Panne bei Hamburg-Wahl FDP verliert Stimmen durch Auszählungsfehler

Die FDP könnte den Wiedereinzug in die Hamburger Bürgerschaft verfehlen. Denn im Bezirk Langenhorn wurden versehentlich Stimmen der Grünen den Liberalen zugeschlagen.
Wahlhelfer zählen Stimmen für die Bürgerschaftswahl aus

Wahlhelfer zählen Stimmen für die Bürgerschaftswahl aus

Foto: Daniel Reinhardt/ dpa

Scheitert die FDP bei der Bürgerschaftswahl in Hamburg doch noch an der Fünfprozenthürde? Durch eine Verwechslung wurden im Wahlbezirk Langenhorn aus Versehen die 22,4 Prozent der Grünen den Liberalen zugeteilt. Dies bestätigte der zuständige Bezirkswahlleiter Tom Oelrichs der Deutschen Presse-Agentur. Die FDP hatte am Sonntagabend mit nur wenigen Stimmen über der Fünfprozenthürde für die Bürgerschaft gelegen.

Wegen des komplizierten Wahlsystems wird am Montag erst gegen 18.30 Uhr mit dem vorläufigen amtlichen Endergebnis gerechnet. Am Morgen begann die in Hamburg vorgeschriebene zweite Runde der Auszählung. Hier geht es um die Auszählung der Kreislisten, nach der dann feststeht, welche Kandidaten in die Bürgerschaft einziehen. Auch werden die Landesstimmzettel erneut gezählt. Noch in der Wahlnacht hatte es so ausgesehen, als wäre die FDP knapp drin.

Landeswahlleiter Oliver Rudolf will sich erst nach Auszählung aller Stimmen zu einer möglichen Verwechslung bei der Stimmerfassung in Langenhorn äußern. "Ich werde zu dem Ergebnis von Langenhorn vor dem vorläufigen Ergebnis nichts bekannt geben", sagte Rudolf.

SPD und Grüne errangen bei der Landtagswahl einen klaren Wahlsieg.

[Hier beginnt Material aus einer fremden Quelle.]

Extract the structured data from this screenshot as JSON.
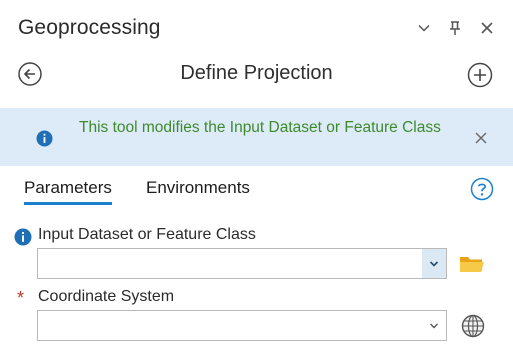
{
  "window": {
    "title": "Geoprocessing",
    "icons": [
      "chevron-down-icon",
      "pin-icon",
      "close-icon"
    ]
  },
  "tool": {
    "name": "Define Projection",
    "back_icon": "back-arrow-icon",
    "add_icon": "add-circle-icon"
  },
  "banner": {
    "text": "This tool modifies the Input Dataset or Feature Class",
    "text_color": "#3f8a2d",
    "background": "#dcebf7",
    "icon": "info-icon",
    "close_icon": "close-icon"
  },
  "tabs": {
    "parameters": "Parameters",
    "environments": "Environments",
    "active": "parameters",
    "help_icon": "help-icon",
    "accent": "#1a80d0"
  },
  "params": [
    {
      "label": "Input Dataset or Feature Class",
      "value": "",
      "marker": "info-icon",
      "action_icon": "folder-icon"
    },
    {
      "label": "Coordinate System",
      "value": "",
      "marker": "*",
      "marker_color": "#c0392b",
      "action_icon": "globe-icon"
    }
  ]
}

Bei der Abstimmung in dem Stadtstaat landete die SPD von Bürgermeister Peter Tschentscher weit vor dem grünen Regierungspartner. Trotz Verlusten setzte sie sich damit vom jahrelangen Negativtrend der Partei im Bund ab. Die CDU rutschte mit 11,2 Prozent auf ihr bundesweit schlechtestes Landtagswahlergebnis seit knapp 70 Jahren. Die Linke stagnierte bei 9,1 Prozent. Die AfD landete bei 5,3 Prozent und würde ganz knapp im Parlament bleiben.